UNISON criticises £100k give-away to favoured museum

UNISON has welcomed the West Sussex County Council Labour group’s criticism of the recent decision to award the Weald & Downland Museum £100,000 from council ‘Kick Start’ funds.

This adds to further funding ‘in-kind’ of around £115,000 when a WSCC senior officer was seconded to the museum last year.

WSCC Leader Louise Goldsmith – a ‘Friend’ of the museum – asked Cabinet Member for Finance Michael Brown to visit the museum and make recommendations on funding to her, to try to avoid the appearance of wrongdoing.

It compares well to funds granted to another of the council’s pet Chichester-based projects, the Festival Theatre, which received £1.5m of council tax payers’ money last year.

The award to the museum has bypassed the established channels for requesting Kick Start funds by approaching the council directly. No other bidder has been given this ‘fast-track’ to funding. Not even those which have greater social benefit to the county (such as its food banks) or greater economic benefit.

Though the decision to award this funding was not made until 10 December, a letter from Michael Brown (dated 29 October ) to the Chair of Trustees (former WSCC Chief Executive, Paul Rigg), states the council ‘is delighted to allocate’ the £100,000.

Indeed the whole decision-making process for this funding is – to say the least – foggy.

The council’s priorities must be seriously challenged. In the past two years, the council’s ‘Be the Business’ programme has awarded £1.3m to boost private companies’ activities and profit margins, without any direct financial benefit to the council. This is almost the same amount being cut from the Fire & Rescue Service budget and more than the amount saved by cutting Highways staff by one fifth.

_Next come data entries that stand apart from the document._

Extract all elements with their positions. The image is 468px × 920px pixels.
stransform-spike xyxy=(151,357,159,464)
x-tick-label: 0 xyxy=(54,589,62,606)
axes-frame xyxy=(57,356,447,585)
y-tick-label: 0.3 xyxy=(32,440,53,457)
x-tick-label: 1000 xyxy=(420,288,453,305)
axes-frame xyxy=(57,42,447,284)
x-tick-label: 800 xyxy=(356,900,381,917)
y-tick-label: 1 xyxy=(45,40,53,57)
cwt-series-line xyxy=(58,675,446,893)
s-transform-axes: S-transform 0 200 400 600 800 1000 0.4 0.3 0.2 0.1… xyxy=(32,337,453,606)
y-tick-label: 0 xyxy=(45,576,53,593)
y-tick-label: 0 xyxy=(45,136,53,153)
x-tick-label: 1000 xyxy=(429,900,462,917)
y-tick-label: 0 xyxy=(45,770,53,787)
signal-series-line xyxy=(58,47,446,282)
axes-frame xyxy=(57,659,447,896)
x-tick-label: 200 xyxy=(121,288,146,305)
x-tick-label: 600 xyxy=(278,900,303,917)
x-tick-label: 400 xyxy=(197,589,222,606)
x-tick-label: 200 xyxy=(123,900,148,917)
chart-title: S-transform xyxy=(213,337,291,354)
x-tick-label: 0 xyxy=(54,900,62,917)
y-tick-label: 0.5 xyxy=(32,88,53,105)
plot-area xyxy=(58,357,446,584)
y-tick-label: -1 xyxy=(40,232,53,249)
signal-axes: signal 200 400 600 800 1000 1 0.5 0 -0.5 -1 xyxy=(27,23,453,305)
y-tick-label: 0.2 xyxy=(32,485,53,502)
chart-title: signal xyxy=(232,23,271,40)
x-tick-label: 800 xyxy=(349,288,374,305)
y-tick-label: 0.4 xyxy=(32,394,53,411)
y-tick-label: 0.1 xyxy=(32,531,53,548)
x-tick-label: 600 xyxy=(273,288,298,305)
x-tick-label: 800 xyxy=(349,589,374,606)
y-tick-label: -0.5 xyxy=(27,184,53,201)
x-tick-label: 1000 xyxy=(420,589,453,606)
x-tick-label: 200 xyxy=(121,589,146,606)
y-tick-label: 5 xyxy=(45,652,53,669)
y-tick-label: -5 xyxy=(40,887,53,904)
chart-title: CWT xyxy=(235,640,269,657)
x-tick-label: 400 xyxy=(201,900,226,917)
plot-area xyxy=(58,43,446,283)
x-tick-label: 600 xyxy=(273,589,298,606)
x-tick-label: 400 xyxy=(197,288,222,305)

UNISON Branch Secretary Dan Sartin said: “Our local politics need to adapt. This is not the nineteenth century and councillors should not see their roles as playing Lord and Lady Bountiful – they are there to be the custodians of our essential public services. As such, these monies should not be given away to favoured pet projects but used to support the essential services our members work in and deliver to the public. Anything else is a dereliction of duty.”